According to standard clinical practice and to ensure a correct classification, all patients underwent: a detailed history taking and a physical examination to identify the above-listed exclusion features, and puffy fingers and present or previous arthritis; routine laboratory investigations including cell blood count, urinalysis, BUN (blood urea nitrogen), ALT (alanine transaminase), AST (aspartate transaminase), erythrocyte sedimentation rate (ESR), serum protein electrophoresis and serum C3 and C4 concentration; widefield nailfold videocapillaroscopy (NVC) was carried out as described elsewhere [12] using a videocapillaroscope (Videocap 25-DS Medica-Italy) with optical probes of 200X. Stored images were reviewed by a physician (MI) experienced in NVC [13]. The degree of capillary enlargement on a scale of 0–3 and capillary loss (graded A–D) were investigated. Megacapillaries (capillary enlargement ≥2) and/or avascular areas (capillary loss grade ≥ C) were considered a scleroderma pattern [14, 15]; a serum autoantibody profile, carried out as described elsewhere [12] on sera collected at the first visit, stored at −20°C and heated at 56°C for 30 min before testing, and including ANA, SSc and other connective tissue disease marker autoantibodies. ANA were considered positive when a diluition ≥ of 1:160 was registered, in absence of other known conditions associated with ANA positivity (i.e. chronic B or C hepatitis infection, autoimmune thyroid and hepatic disorders, malignancies). Thorax X-ray, barium esophageal X-ray and electrocardiogram were performed to identify patients that should be excluded from the study because of findings consistent with lung, esophageal or cardiac SSc involvement. Moreover, at baseline patients underwent B-mode echocardiography and lung function tests, performed as described elsewhere [16, 17].

Each patient and 40 healthy subjects recruited from the administrative, nursing and medical staff of the Department of Internal Medicine and matched for sex and age with the enrolled patients, after giving a written informed consent, were asked to complete self-administered questionnaires namely the Italian version of SF-36 [18] and the Health Assessment Questionnaire-Disability Index (HAQ-DI) [19]. The Italian version of SF-36 [18] consists of 36 questions grouped into 8 domains physical functioning, social functioning, role limitations related to physical problems, role limitations related to emotional problems, mental health, vitality, bodily pain and general health perception. A score ranging from 0 (indicating the worse health status) to 100 (indicating the best health status) is assigned for each domain. Domain scores can be summarized into a Physical Component Score (PCS) and Mental Component Score (MCS) [18]. For these two summary scales, a score below 50 reflects a worse HRQOL compared to the average of the general population [18]. HAQ-DI is a disease-specific, musculoskeletal-targeted questionnaire designed to assess functional ability in rheumatoid arthritis, the Italian version of which has been validated [19]; it has been extensively used and validated in SSc patients [3, 4]. This questionnaire contains 20 items (each scored from 0 to 3) divided into 8 domains. The highest scores in each domain are summed and then divided by 8 to obtain the final HAQ-DI value, which ranges from 0 (no disability) to 3 (severe disability).
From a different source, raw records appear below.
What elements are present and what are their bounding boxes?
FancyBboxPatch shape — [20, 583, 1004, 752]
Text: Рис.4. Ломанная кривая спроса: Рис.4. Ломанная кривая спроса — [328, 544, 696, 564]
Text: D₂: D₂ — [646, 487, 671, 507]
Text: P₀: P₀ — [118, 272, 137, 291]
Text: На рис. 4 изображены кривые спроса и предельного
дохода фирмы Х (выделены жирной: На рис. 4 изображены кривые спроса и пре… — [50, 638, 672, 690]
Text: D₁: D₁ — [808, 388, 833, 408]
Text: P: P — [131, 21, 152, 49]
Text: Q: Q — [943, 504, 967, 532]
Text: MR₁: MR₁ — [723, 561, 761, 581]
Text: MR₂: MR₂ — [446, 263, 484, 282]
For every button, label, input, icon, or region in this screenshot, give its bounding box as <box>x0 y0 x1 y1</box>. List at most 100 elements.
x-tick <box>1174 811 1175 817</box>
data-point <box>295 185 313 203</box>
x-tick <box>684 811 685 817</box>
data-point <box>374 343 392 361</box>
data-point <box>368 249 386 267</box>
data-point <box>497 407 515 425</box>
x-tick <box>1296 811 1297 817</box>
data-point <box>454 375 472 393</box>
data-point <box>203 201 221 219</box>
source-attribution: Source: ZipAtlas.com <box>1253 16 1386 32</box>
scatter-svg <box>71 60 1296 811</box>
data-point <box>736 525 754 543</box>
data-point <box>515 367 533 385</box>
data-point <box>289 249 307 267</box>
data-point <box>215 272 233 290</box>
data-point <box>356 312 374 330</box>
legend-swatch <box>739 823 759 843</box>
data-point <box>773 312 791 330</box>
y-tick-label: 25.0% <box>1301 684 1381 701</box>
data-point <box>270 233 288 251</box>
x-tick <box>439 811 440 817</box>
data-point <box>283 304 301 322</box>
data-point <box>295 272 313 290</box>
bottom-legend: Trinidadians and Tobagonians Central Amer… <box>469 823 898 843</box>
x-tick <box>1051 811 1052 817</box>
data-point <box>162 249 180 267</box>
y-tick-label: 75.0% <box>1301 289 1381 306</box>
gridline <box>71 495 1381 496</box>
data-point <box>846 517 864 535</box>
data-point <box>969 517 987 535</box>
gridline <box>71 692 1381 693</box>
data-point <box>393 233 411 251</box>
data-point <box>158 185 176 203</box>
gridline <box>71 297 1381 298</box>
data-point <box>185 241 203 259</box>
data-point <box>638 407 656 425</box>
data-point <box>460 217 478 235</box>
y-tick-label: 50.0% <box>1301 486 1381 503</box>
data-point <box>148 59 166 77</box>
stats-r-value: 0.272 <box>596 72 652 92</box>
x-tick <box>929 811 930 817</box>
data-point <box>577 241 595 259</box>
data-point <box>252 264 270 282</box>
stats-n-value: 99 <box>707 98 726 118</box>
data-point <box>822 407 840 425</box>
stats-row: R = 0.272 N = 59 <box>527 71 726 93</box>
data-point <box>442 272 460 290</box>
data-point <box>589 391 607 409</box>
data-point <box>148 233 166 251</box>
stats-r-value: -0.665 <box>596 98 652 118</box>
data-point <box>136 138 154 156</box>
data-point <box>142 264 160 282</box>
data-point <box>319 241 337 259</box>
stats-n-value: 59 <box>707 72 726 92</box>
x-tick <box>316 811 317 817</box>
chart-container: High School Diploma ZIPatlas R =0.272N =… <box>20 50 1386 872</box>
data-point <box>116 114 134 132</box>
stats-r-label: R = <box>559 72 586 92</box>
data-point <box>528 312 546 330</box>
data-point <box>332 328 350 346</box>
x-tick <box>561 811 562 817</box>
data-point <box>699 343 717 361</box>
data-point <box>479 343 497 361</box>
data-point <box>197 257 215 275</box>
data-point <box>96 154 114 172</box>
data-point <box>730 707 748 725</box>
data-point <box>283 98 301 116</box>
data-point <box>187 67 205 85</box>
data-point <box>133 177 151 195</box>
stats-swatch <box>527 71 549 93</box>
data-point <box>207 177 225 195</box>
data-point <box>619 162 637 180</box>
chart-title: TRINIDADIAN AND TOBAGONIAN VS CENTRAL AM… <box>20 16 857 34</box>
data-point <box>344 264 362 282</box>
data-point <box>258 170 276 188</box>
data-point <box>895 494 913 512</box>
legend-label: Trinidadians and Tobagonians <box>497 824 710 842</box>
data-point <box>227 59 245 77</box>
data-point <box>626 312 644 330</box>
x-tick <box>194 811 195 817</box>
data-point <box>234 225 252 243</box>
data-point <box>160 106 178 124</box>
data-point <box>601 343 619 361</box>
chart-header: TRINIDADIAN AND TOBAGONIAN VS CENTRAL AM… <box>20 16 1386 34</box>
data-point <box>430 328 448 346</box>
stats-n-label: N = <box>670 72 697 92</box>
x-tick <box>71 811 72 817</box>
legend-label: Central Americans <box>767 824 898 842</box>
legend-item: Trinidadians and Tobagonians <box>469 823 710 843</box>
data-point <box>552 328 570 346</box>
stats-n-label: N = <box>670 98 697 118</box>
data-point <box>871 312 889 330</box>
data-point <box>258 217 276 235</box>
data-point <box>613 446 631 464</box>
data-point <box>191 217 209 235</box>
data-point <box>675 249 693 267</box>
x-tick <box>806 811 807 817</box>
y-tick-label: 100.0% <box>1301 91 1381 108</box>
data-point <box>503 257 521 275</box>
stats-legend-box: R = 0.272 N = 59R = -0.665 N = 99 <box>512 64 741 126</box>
Descriptive statistics were used to summarize the patients’ baseline characteristics. The chi-squared test was used for comparison of proportions. The Mann–Whitney nonparametric test was used for between-group comparisons. Correlations among the SF-36 domains and HAQ-DI scores, clinical parameters and disease activity were investigated by Spearman’s correlation. Spearman’s coefficient values were defined excellent (>0.91), good (0.90-0.71), moderate (0.70-0.51), fair (0.50-0.31), or little or none (<0.30).